What apps should I look at? Personal experience would be best, I'm not asking you to Google for me.


----------



## rbcbob (May 19, 2011)




----------



## MLCOPE2 (May 19, 2011)

This app should do all that you need. It is not free ($8.99) but it is worth it. I would recommend it.


----------



## Semper Fidelis (May 19, 2011)

Thanks Michael! I was just wondering the same.

I really hope that Google Cloud print improves to the point where it can be a viable printing option for any app.


----------



## fredtgreco (May 19, 2011)

I am looking at this, for an iPad and iPhone solution:
PrintBureau for iPhone, iPod touch, and iPad on the iTunes App Store

Here's the matrix of this company's products:
Best iPhone and iPad Printing App

Are there other alternatives?


----------



## Semper Fidelis (May 19, 2011)

Print Bureau looks more comprehensive. Let me know if you find anything better. It supports Google cloud print so that's sweet.


----------



## MLCOPE2 (May 19, 2011)

Semper Fidelis said:


> I really hope that Google Cloud print improves to the point where it can be a viable printing option for any app.



That will only be if apple and google continue to play nice together.


----------



## fredtgreco (May 19, 2011)

OK, can someone here please explain to me the difference between PDL and IPP print protocols?


----------



## Semper Fidelis (May 20, 2011)

I'm curious Fred. Why do you need to know? Wikipedia defines the protocols as to what they do. Looks like IPP is a protocol that permits printing over IP routed networks.
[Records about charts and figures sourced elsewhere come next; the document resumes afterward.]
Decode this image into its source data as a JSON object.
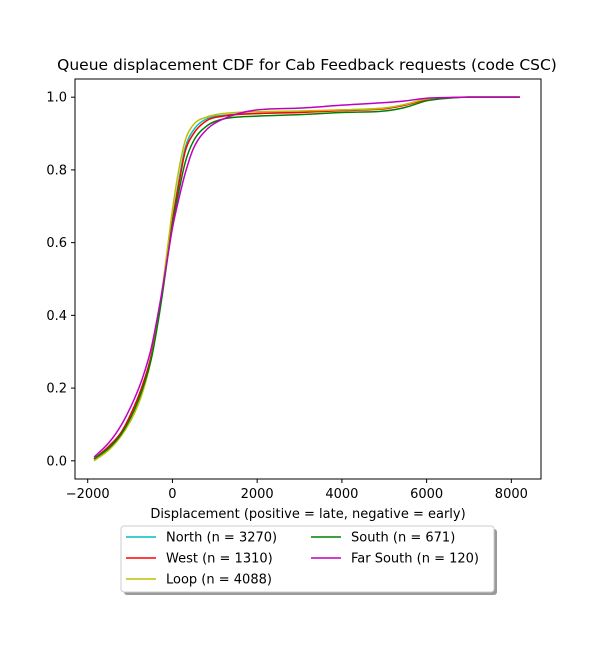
{
  "chart_data": {
    "type": "line",
    "title": "Queue displacement CDF for Cab Feedback  requests (code CSC)",
    "xlabel": "Displacement (positive = late, negative = early)",
    "ylabel": "",
    "xlim": [
      -2300,
      8700
    ],
    "ylim": [
      -0.05,
      1.05
    ],
    "xticks": [
      -2000,
      0,
      2000,
      4000,
      6000,
      8000
    ],
    "xtick_labels": [
      "−2000",
      "0",
      "2000",
      "4000",
      "6000",
      "8000"
    ],
    "yticks": [
      0.0,
      0.2,
      0.4,
      0.6,
      0.8,
      1.0
    ],
    "ytick_labels": [
      "0.0",
      "0.2",
      "0.4",
      "0.6",
      "0.8",
      "1.0"
    ],
    "grid": false,
    "legend_position": "bottom-center",
    "series": [
      {
        "name": "North (n = 3270)",
        "color": "#00bfbf",
        "x": [
          -1850,
          -1500,
          -1200,
          -900,
          -700,
          -500,
          -300,
          -100,
          0,
          150,
          300,
          500,
          800,
          1200,
          2000,
          3000,
          4000,
          5000,
          5500,
          6000,
          6500,
          7000,
          8200
        ],
        "y": [
          0.005,
          0.04,
          0.08,
          0.15,
          0.21,
          0.29,
          0.42,
          0.58,
          0.66,
          0.77,
          0.86,
          0.91,
          0.94,
          0.95,
          0.955,
          0.96,
          0.965,
          0.97,
          0.98,
          0.995,
          0.998,
          1.0,
          1.0
        ]
      },
      {
        "name": "West (n = 1310)",
        "color": "#ff0000",
        "x": [
          -1850,
          -1500,
          -1200,
          -900,
          -700,
          -500,
          -300,
          -100,
          0,
          150,
          300,
          500,
          800,
          1200,
          2000,
          3000,
          4000,
          5000,
          5500,
          6000,
          6500,
          7000,
          8200
        ],
        "y": [
          0.005,
          0.04,
          0.08,
          0.15,
          0.21,
          0.29,
          0.42,
          0.58,
          0.66,
          0.76,
          0.85,
          0.9,
          0.935,
          0.948,
          0.955,
          0.958,
          0.963,
          0.968,
          0.978,
          0.993,
          0.998,
          1.0,
          1.0
        ]
      },
      {
        "name": "Loop (n = 4088)",
        "color": "#bfbf00",
        "x": [
          -1850,
          -1500,
          -1200,
          -900,
          -700,
          -500,
          -300,
          -100,
          0,
          150,
          300,
          500,
          800,
          1200,
          2000,
          3000,
          4000,
          5000,
          5500,
          6000,
          6500,
          7000,
          8200
        ],
        "y": [
          0.0,
          0.03,
          0.07,
          0.13,
          0.19,
          0.28,
          0.42,
          0.6,
          0.69,
          0.8,
          0.88,
          0.925,
          0.945,
          0.955,
          0.96,
          0.962,
          0.965,
          0.97,
          0.98,
          0.995,
          0.998,
          1.0,
          1.0
        ]
      },
      {
        "name": "South (n = 671)",
        "color": "#008000",
        "x": [
          -1850,
          -1500,
          -1200,
          -900,
          -700,
          -500,
          -300,
          -100,
          0,
          150,
          300,
          500,
          800,
          1200,
          2000,
          3000,
          4000,
          5000,
          5500,
          6000,
          6500,
          7000,
          8200
        ],
        "y": [
          0.005,
          0.035,
          0.075,
          0.14,
          0.2,
          0.28,
          0.41,
          0.57,
          0.65,
          0.74,
          0.82,
          0.88,
          0.92,
          0.94,
          0.948,
          0.952,
          0.958,
          0.962,
          0.972,
          0.99,
          0.997,
          1.0,
          1.0
        ]
      },
      {
        "name": "Far South (n = 120)",
        "color": "#bf00bf",
        "x": [
          -1850,
          -1500,
          -1200,
          -900,
          -700,
          -500,
          -300,
          -100,
          0,
          150,
          300,
          500,
          800,
          1200,
          2000,
          3000,
          4000,
          5000,
          5500,
          6000,
          6500,
          7000,
          8200
        ],
        "y": [
          0.01,
          0.05,
          0.1,
          0.17,
          0.23,
          0.31,
          0.43,
          0.57,
          0.64,
          0.72,
          0.79,
          0.86,
          0.91,
          0.94,
          0.965,
          0.97,
          0.978,
          0.985,
          0.99,
          0.997,
          0.999,
          1.0,
          1.0
        ]
      }
    ]
  }
}
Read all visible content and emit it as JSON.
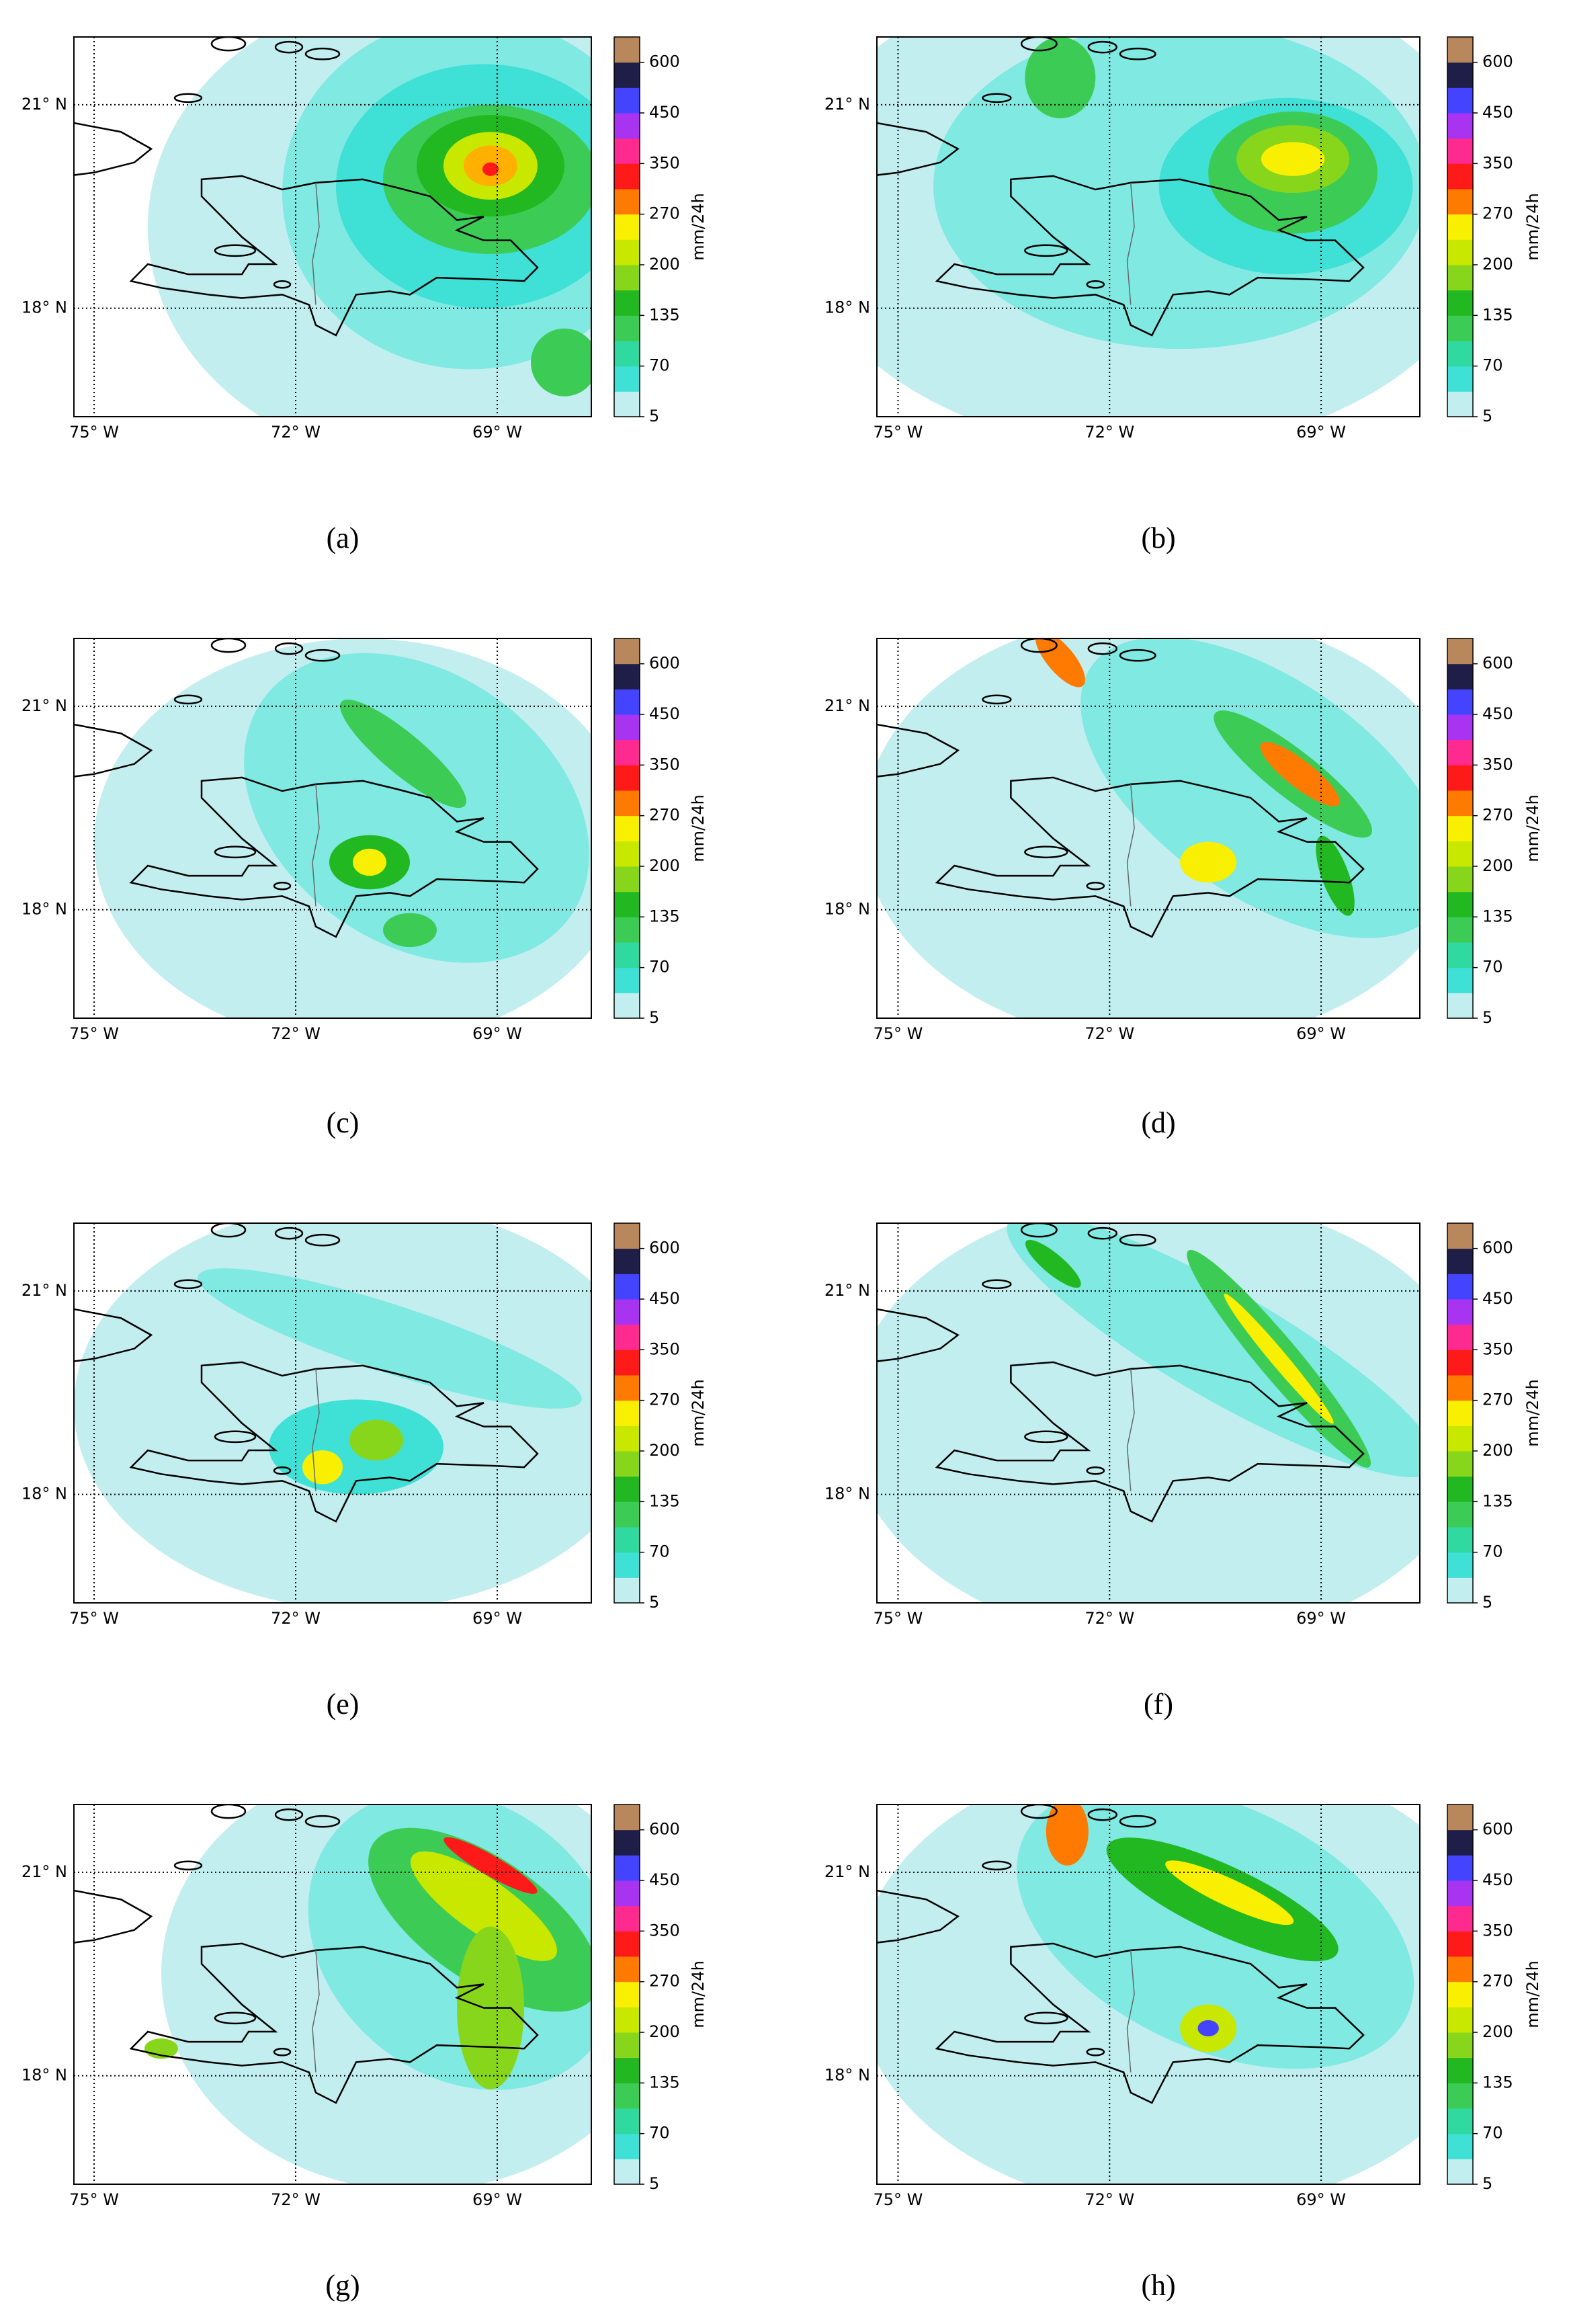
{
  "map": {
    "xlim": [
      -75.3,
      -67.6
    ],
    "ylim": [
      16.4,
      22.0
    ],
    "xticks": [
      {
        "value": -75,
        "label": "75° W"
      },
      {
        "value": -72,
        "label": "72° W"
      },
      {
        "value": -69,
        "label": "69° W"
      }
    ],
    "yticks": [
      {
        "value": 18,
        "label": "18° N"
      },
      {
        "value": 21,
        "label": "21° N"
      }
    ]
  },
  "colorbar": {
    "label": "mm/24h",
    "ticks": [
      5,
      70,
      135,
      200,
      270,
      350,
      450,
      600
    ],
    "colors": [
      "#c2eef0",
      "#7fe9e2",
      "#3fe0d6",
      "#2fd9a0",
      "#3ccc55",
      "#22b822",
      "#88d61c",
      "#c8e800",
      "#f8f000",
      "#ffb000",
      "#ff7a00",
      "#ff1a1a",
      "#ff2a90",
      "#a833f0",
      "#4444ff",
      "#1e1e48",
      "#bdbdbd",
      "#b8875c"
    ]
  },
  "panels": [
    {
      "label": "(a)"
    },
    {
      "label": "(b)"
    },
    {
      "label": "(c)"
    },
    {
      "label": "(d)"
    },
    {
      "label": "(e)"
    },
    {
      "label": "(f)"
    },
    {
      "label": "(g)"
    },
    {
      "label": "(h)"
    }
  ]
}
PDL is not a protocol but stands for Page Description Language is binary data that describes the appearance of a printed page. Postscript is an example of a PDL. Here's a helpful description:


"...a Page Description Language defines a true computer programming language which is specifically designed to create and modify both text and graphic images, with full equality on a page at any resolution and in any color or density! Instead of sending raw text to the printer, a POSTSCRIPT program is created and sent to the printer. A specialized computer within the printer running a POSTSCRIPT interpreter program runs the supplied program to create the requested page image. The printer's drawing engine (the machinery that puts the black toner on the paper), then takes the image and draws it on the page. This is a quite different concept from formatting the page image on the host computer. It alleviates computer applications from worrying about creating page images since the image creation is actually done by the printer."

Depending on what feature you're reading about, my guess is that the program supports the use of IPP to pass PDL across a network. The IPP would be the protocol that supports the reliable transfer of printing data in the form that a PDL could use.


----------



## fredtgreco (May 20, 2011)

I only ask because Print Bureau gives me multiple options of printers to use. So for each of the printers in my office, I need to select either PDL or IPP. I did not know which was the best to choose.


----------



## Semper Fidelis (May 20, 2011)

Oh...my guess is that most will be PDL. If they are network-ready printers then they probably support IPP.


----------